Armando spent several months developing a business plan, well in advance of starting his business, to ensure the idea was viable. By January 2010 he and his partner determined the business was viable and could support debt. During that same timeframe Armando met Rhonda Waltenburg of US Bank at a Denver SBDC event. She described the next steps in the loan application process, helped him through every aspect, and introduced him to Rosy McDonough of the SBDC to fine tune his business plan.
Rosy also introduced Armando to Alan Ramirez of the Colorado Enterprise Fund. His business doesn’t have high start-up costs (no storefront) and Armando was able to have other sources of income outside the business. These two factors are very important for start-up businesses since they are less dependent on their financial projections coming through. She helped Armando and his partner play to their strengths: good credit, a partner (his spouse) who had strong marketing and presentation skills, other sources of income, good financial information and breakdowns, and a good business plan—to show the potential lenders they had done their homework.
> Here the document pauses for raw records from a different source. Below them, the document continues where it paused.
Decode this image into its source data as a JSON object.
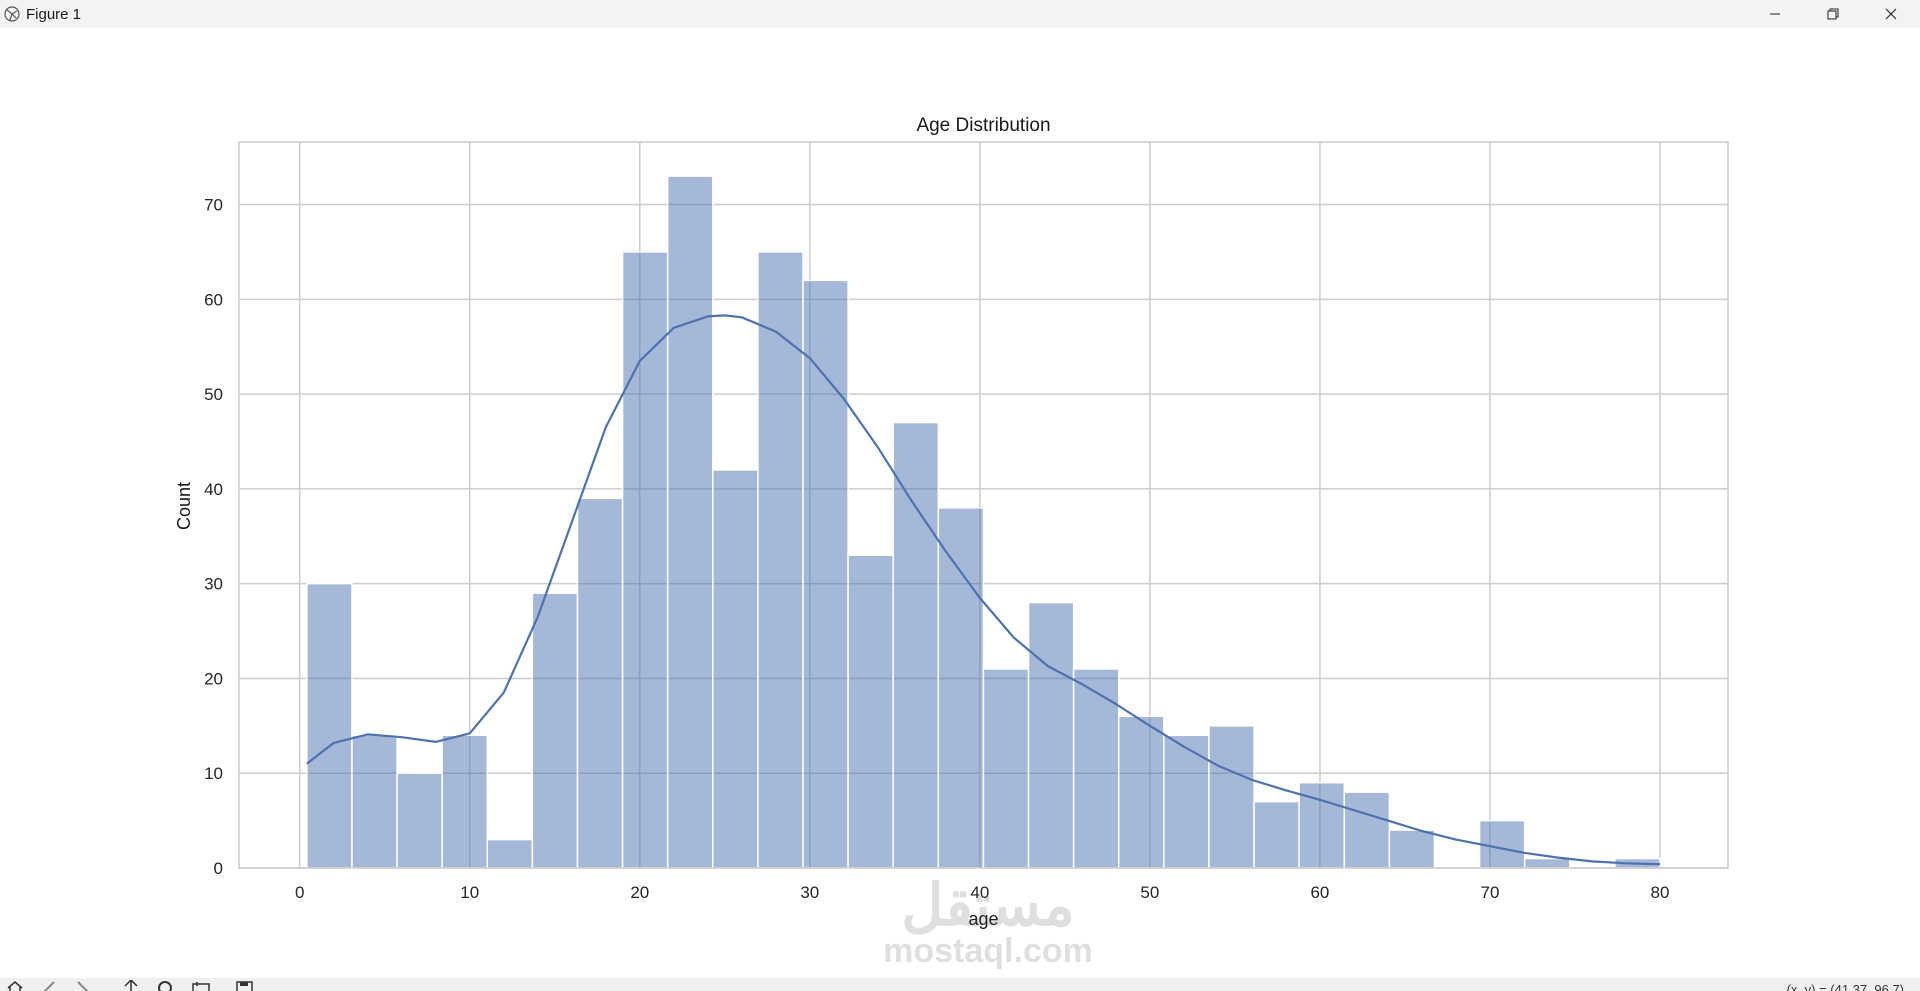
{
  "window": {
    "title": "Figure 1",
    "icon": "matplotlib-icon",
    "controls": [
      "minimize-icon",
      "restore-icon",
      "close-icon"
    ]
  },
  "toolbar": {
    "icons": [
      "home-icon",
      "back-icon",
      "forward-icon",
      "pan-icon",
      "zoom-icon",
      "configure-icon",
      "save-icon"
    ],
    "coordinate_readout": "(x, y) = (41.37, 96.7)"
  },
  "watermark": {
    "arabic": "مستقل",
    "latin": "mostaql.com"
  },
  "chart_data": {
    "type": "bar",
    "title": "Age Distribution",
    "xlabel": "age",
    "ylabel": "Count",
    "xlim": [
      -3.57,
      84.0
    ],
    "ylim": [
      0,
      76.6
    ],
    "xticks": [
      0,
      10,
      20,
      30,
      40,
      50,
      60,
      70,
      80
    ],
    "yticks": [
      0,
      10,
      20,
      30,
      40,
      50,
      60,
      70
    ],
    "grid": true,
    "legend": "none",
    "bar_color": "#4c72b0",
    "bar_alpha": 0.5,
    "kde_color": "#4c72b0",
    "bins": {
      "start": 0.42,
      "width": 2.6527,
      "counts": [
        30,
        14,
        10,
        14,
        3,
        29,
        39,
        65,
        73,
        42,
        65,
        62,
        33,
        47,
        38,
        21,
        28,
        21,
        16,
        14,
        15,
        7,
        9,
        8,
        4,
        0,
        5,
        1,
        0,
        1
      ]
    },
    "kde": {
      "x": [
        0.42,
        2,
        4,
        6,
        8,
        10,
        12,
        14,
        16,
        18,
        20,
        22,
        24,
        25,
        26,
        28,
        30,
        32,
        34,
        36,
        38,
        40,
        42,
        44,
        46,
        48,
        50,
        52,
        54,
        56,
        58,
        60,
        62,
        64,
        66,
        68,
        70,
        72,
        74,
        76,
        78,
        80
      ],
      "y": [
        11,
        13.2,
        14.1,
        13.8,
        13.3,
        14.2,
        18.5,
        26.5,
        36.5,
        46.5,
        53.5,
        57.0,
        58.2,
        58.3,
        58.1,
        56.6,
        53.8,
        49.5,
        44.4,
        38.7,
        33.4,
        28.5,
        24.3,
        21.3,
        19.4,
        17.3,
        15.0,
        12.8,
        10.8,
        9.3,
        8.2,
        7.2,
        6.1,
        5.0,
        3.9,
        3.0,
        2.3,
        1.6,
        1.1,
        0.7,
        0.5,
        0.4
      ]
    }
  }
}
Confluence Coffee Catering was a nearly ideal start-up. Armando and his partner had lots of experience and a good business plan. They just needed help getting in front of the “right” banks. Rosy and the SBDC staff coordinated the access to the resources of US Bank and the Colorado Enterprise Fund; three months later Armando had his start-up financing.
Where would they be without the loan? According to Armando, “We actually got approved for another loan, but at a lower amount and higher rate. This [better] loan made the difference in starting and not starting the business.”
And what advice would he offer to other start-up businesses looking for financing? “Know as much as you can. Forecast and fine tune your business plan—not the product. This let us do what we do best—we had a plan to get the business since we already knew the “craft.” Once you get funding you are committed, so have a marketing and sales strategy in place. Seek counsel and advice—we could not have done it without the SBDC.”
“We enjoy what we do—it’s fun. We started in July 2010 and have already done several dozen events. Rosy and the SBDC staff were honest with us—and that is very important.”